General Naravane said that there has been no change in the status quo in Eastern Ladakh and asserted that both sides would be able to reach an agreement, which would result in disengagement and de-escalation.
“As far as the situation in eastern Ladakh is concerned, the situation is the same as prevailing last year. There has been no change in the status quo,” he said.
“As far as the resolution of the present situation is concerned, we are hoping that based on the principle of mutual and equal security, we would be able to reach an agreement which would result in disengagement and deescalation, disengagement from the friction areas, and once de-escalation has been achieved then an overall de-escalation and a reduction in strength of the troops in the forward areas,” he added.
“All along the northern borders, we have remained vigilant. Friction points are there in the central and eastern sectors of the LAC where China has developed infrastructure.

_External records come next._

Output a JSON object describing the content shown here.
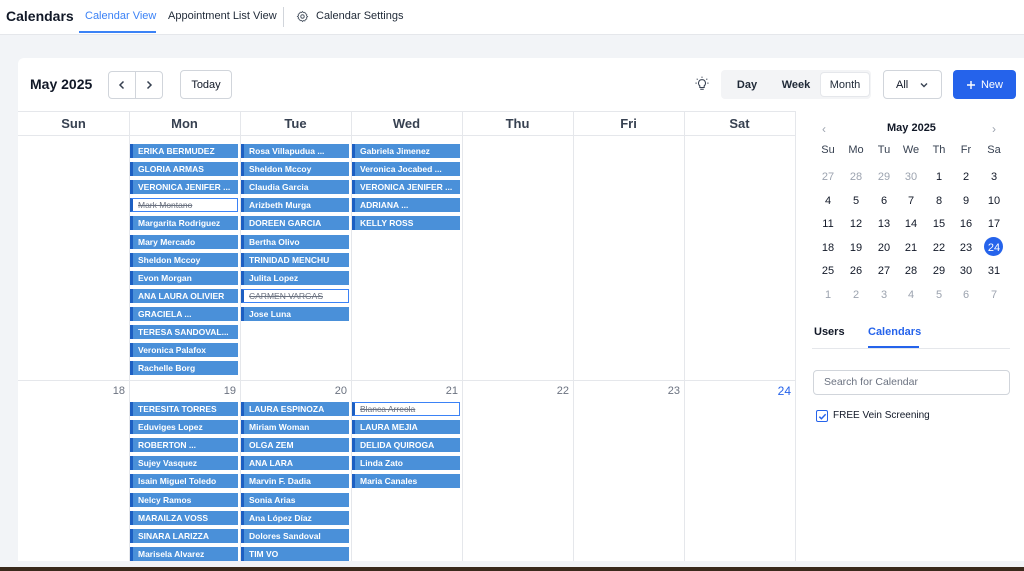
{
  "app": {
    "title": "Calendars",
    "tabs": [
      "Calendar View",
      "Appointment List View",
      "Calendar Settings"
    ]
  },
  "toolbar": {
    "month_label": "May 2025",
    "today_label": "Today",
    "views": [
      "Day",
      "Week",
      "Month"
    ],
    "filter_value": "All",
    "new_label": "New"
  },
  "grid": {
    "weekdays": [
      "Sun",
      "Mon",
      "Tue",
      "Wed",
      "Thu",
      "Fri",
      "Sat"
    ],
    "week2_days": [
      "18",
      "19",
      "20",
      "21",
      "22",
      "23",
      "24"
    ],
    "events_week1": {
      "mon": [
        {
          "name": "ERIKA BERMUDEZ",
          "cancelled": false
        },
        {
          "name": "GLORIA ARMAS",
          "cancelled": false
        },
        {
          "name": "VERONICA JENIFER ...",
          "cancelled": false
        },
        {
          "name": "Mark Montano",
          "cancelled": true
        },
        {
          "name": "Margarita Rodriguez",
          "cancelled": false
        },
        {
          "name": "Mary Mercado",
          "cancelled": false
        },
        {
          "name": "Sheldon Mccoy",
          "cancelled": false
        },
        {
          "name": "Evon Morgan",
          "cancelled": false
        },
        {
          "name": "ANA LAURA OLIVIER",
          "cancelled": false
        },
        {
          "name": "GRACIELA ...",
          "cancelled": false
        },
        {
          "name": "TERESA SANDOVAL...",
          "cancelled": false
        },
        {
          "name": "Veronica Palafox",
          "cancelled": false
        },
        {
          "name": "Rachelle Borg",
          "cancelled": false
        }
      ],
      "tue": [
        {
          "name": "Rosa Villapudua ...",
          "cancelled": false
        },
        {
          "name": "Sheldon Mccoy",
          "cancelled": false
        },
        {
          "name": "Claudia Garcia",
          "cancelled": false
        },
        {
          "name": "Arizbeth Murga",
          "cancelled": false
        },
        {
          "name": "DOREEN GARCIA",
          "cancelled": false
        },
        {
          "name": "Bertha Olivo",
          "cancelled": false
        },
        {
          "name": "TRINIDAD MENCHU",
          "cancelled": false
        },
        {
          "name": "Julita Lopez",
          "cancelled": false
        },
        {
          "name": "CARMEN VARGAS",
          "cancelled": true
        },
        {
          "name": "Jose Luna",
          "cancelled": false
        }
      ],
      "wed": [
        {
          "name": "Gabriela Jimenez",
          "cancelled": false
        },
        {
          "name": "Veronica Jocabed ...",
          "cancelled": false
        },
        {
          "name": "VERONICA JENIFER ...",
          "cancelled": false
        },
        {
          "name": "ADRIANA ...",
          "cancelled": false
        },
        {
          "name": "KELLY ROSS",
          "cancelled": false
        }
      ]
    },
    "events_week2": {
      "mon": [
        {
          "name": "TERESITA TORRES",
          "cancelled": false
        },
        {
          "name": "Eduviges Lopez",
          "cancelled": false
        },
        {
          "name": "ROBERTON ...",
          "cancelled": false
        },
        {
          "name": "Sujey Vasquez",
          "cancelled": false
        },
        {
          "name": "Isain Miguel Toledo",
          "cancelled": false
        },
        {
          "name": "Nelcy Ramos",
          "cancelled": false
        },
        {
          "name": "MARAILZA VOSS",
          "cancelled": false
        },
        {
          "name": "SINARA LARIZZA",
          "cancelled": false
        },
        {
          "name": "Marisela Alvarez",
          "cancelled": false
        }
      ],
      "tue": [
        {
          "name": "LAURA ESPINOZA",
          "cancelled": false
        },
        {
          "name": "Miriam Woman",
          "cancelled": false
        },
        {
          "name": "OLGA ZEM",
          "cancelled": false
        },
        {
          "name": "ANA LARA",
          "cancelled": false
        },
        {
          "name": "Marvin F. Dadia",
          "cancelled": false
        },
        {
          "name": "Sonia Arias",
          "cancelled": false
        },
        {
          "name": "Ana López Díaz",
          "cancelled": false
        },
        {
          "name": "Dolores Sandoval",
          "cancelled": false
        },
        {
          "name": "TIM VO",
          "cancelled": false
        }
      ],
      "wed": [
        {
          "name": "Blanca Arreola",
          "cancelled": true
        },
        {
          "name": "LAURA MEJIA",
          "cancelled": false
        },
        {
          "name": "DELIDA QUIROGA",
          "cancelled": false
        },
        {
          "name": "Linda Zato",
          "cancelled": false
        },
        {
          "name": "Maria Canales",
          "cancelled": false
        }
      ]
    }
  },
  "mini_calendar": {
    "title": "May 2025",
    "weekdays": [
      "Su",
      "Mo",
      "Tu",
      "We",
      "Th",
      "Fr",
      "Sa"
    ],
    "weeks": [
      [
        "27",
        "28",
        "29",
        "30",
        "1",
        "2",
        "3"
      ],
      [
        "4",
        "5",
        "6",
        "7",
        "8",
        "9",
        "10"
      ],
      [
        "11",
        "12",
        "13",
        "14",
        "15",
        "16",
        "17"
      ],
      [
        "18",
        "19",
        "20",
        "21",
        "22",
        "23",
        "24"
      ],
      [
        "25",
        "26",
        "27",
        "28",
        "29",
        "30",
        "31"
      ],
      [
        "1",
        "2",
        "3",
        "4",
        "5",
        "6",
        "7"
      ]
    ],
    "today": "24"
  },
  "right_panel": {
    "tabs": [
      "Users",
      "Calendars"
    ],
    "search_placeholder": "Search for Calendar",
    "calendars": [
      {
        "name": "FREE Vein Screening",
        "checked": true
      }
    ]
  },
  "colors": {
    "accent": "#2563eb",
    "event_bg": "#4a90d9",
    "event_border": "#1d5fc2"
  }
}
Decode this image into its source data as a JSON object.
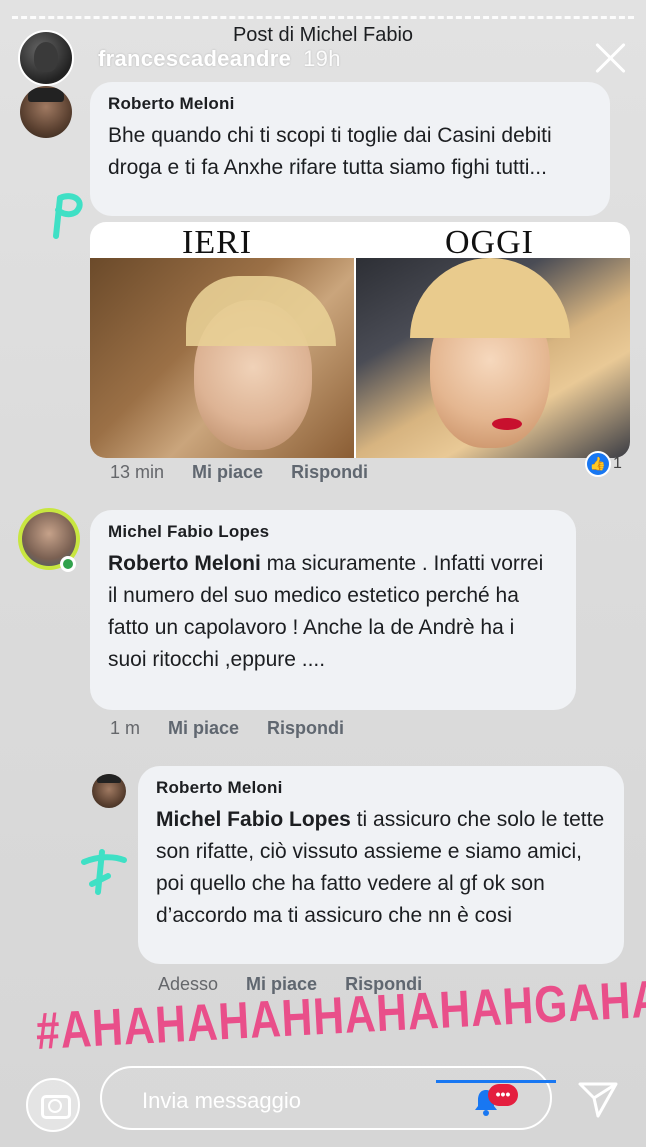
{
  "story": {
    "post_title": "Post di Michel Fabio",
    "username": "francescadeandre",
    "time": "19h",
    "hashtag": "#AHAHAHAHHAHAHAHGAHAHAHAH",
    "message_placeholder": "Invia messaggio"
  },
  "comments": [
    {
      "author": "Roberto Meloni",
      "text": "Bhe quando chi ti scopi ti toglie dai Casini debiti droga e ti fa Anxhe rifare tutta siamo fighi tutti...",
      "image_labels": [
        "IERI",
        "OGGI"
      ],
      "time": "13 min",
      "like": "Mi piace",
      "reply": "Rispondi",
      "reactions": "1"
    },
    {
      "author": "Michel Fabio Lopes",
      "mention": "Roberto Meloni",
      "text": " ma sicuramente . Infatti vorrei il numero del suo medico estetico perché ha fatto un capolavoro ! Anche la de Andrè ha i suoi ritocchi ,eppure ....",
      "time": "1 m",
      "like": "Mi piace",
      "reply": "Rispondi"
    },
    {
      "author": "Roberto Meloni",
      "mention": "Michel Fabio Lopes",
      "text": " ti assicuro che solo le tette son rifatte, ciò vissuto assieme e siamo amici, poi quello che ha fatto vedere al gf ok son d’accordo ma ti assicuro che nn è cosi",
      "time": "Adesso",
      "like": "Mi piace",
      "reply": "Rispondi"
    }
  ],
  "colors": {
    "bubble": "#f0f2f5",
    "hashtag": "#e94f8a",
    "scribble": "#3fe0c5",
    "facebook_blue": "#1877f2",
    "notification_red": "#e41e3f"
  },
  "icons": [
    "close-icon",
    "camera-icon",
    "send-icon",
    "like-icon",
    "notification-bell-icon",
    "menu-icon"
  ]
}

We keep monitoring it and factor it in our strategy,” he said.
The army chief said that there was indeed a requirement of rebalancing towards northern borders and that is what we have put in place now.
“We are prepared to hold our ground as long it takes to achieve our national goals and objectives. Even though we have more troops at high altitudes, cold injury casualties this year have remained constant in the past. It was 0.13 per cent last year and is 0.15 per cent this year,” he said.
Talking about the overall national security challenges, the Army Chief said collusive approach of both China and Pakistan towards India is manifesting on the ground.
“Pakistan and China together form a potent threat and the threat of collusivity cannot be wished away,” he said.
The Chief of Army staff said India will have to be prepared to deal with a “two-front” threat scenario.
He said there has been an increasing cooperation between China and Pakistan in both military and non-military sectors.
Gen Naravane said Pakistan continues to use militancy as an instrument of state policy and India will continue to confront the menace effectively.
We reserve the right to respond to cross border militancy at a time of our choosing with precision, he said.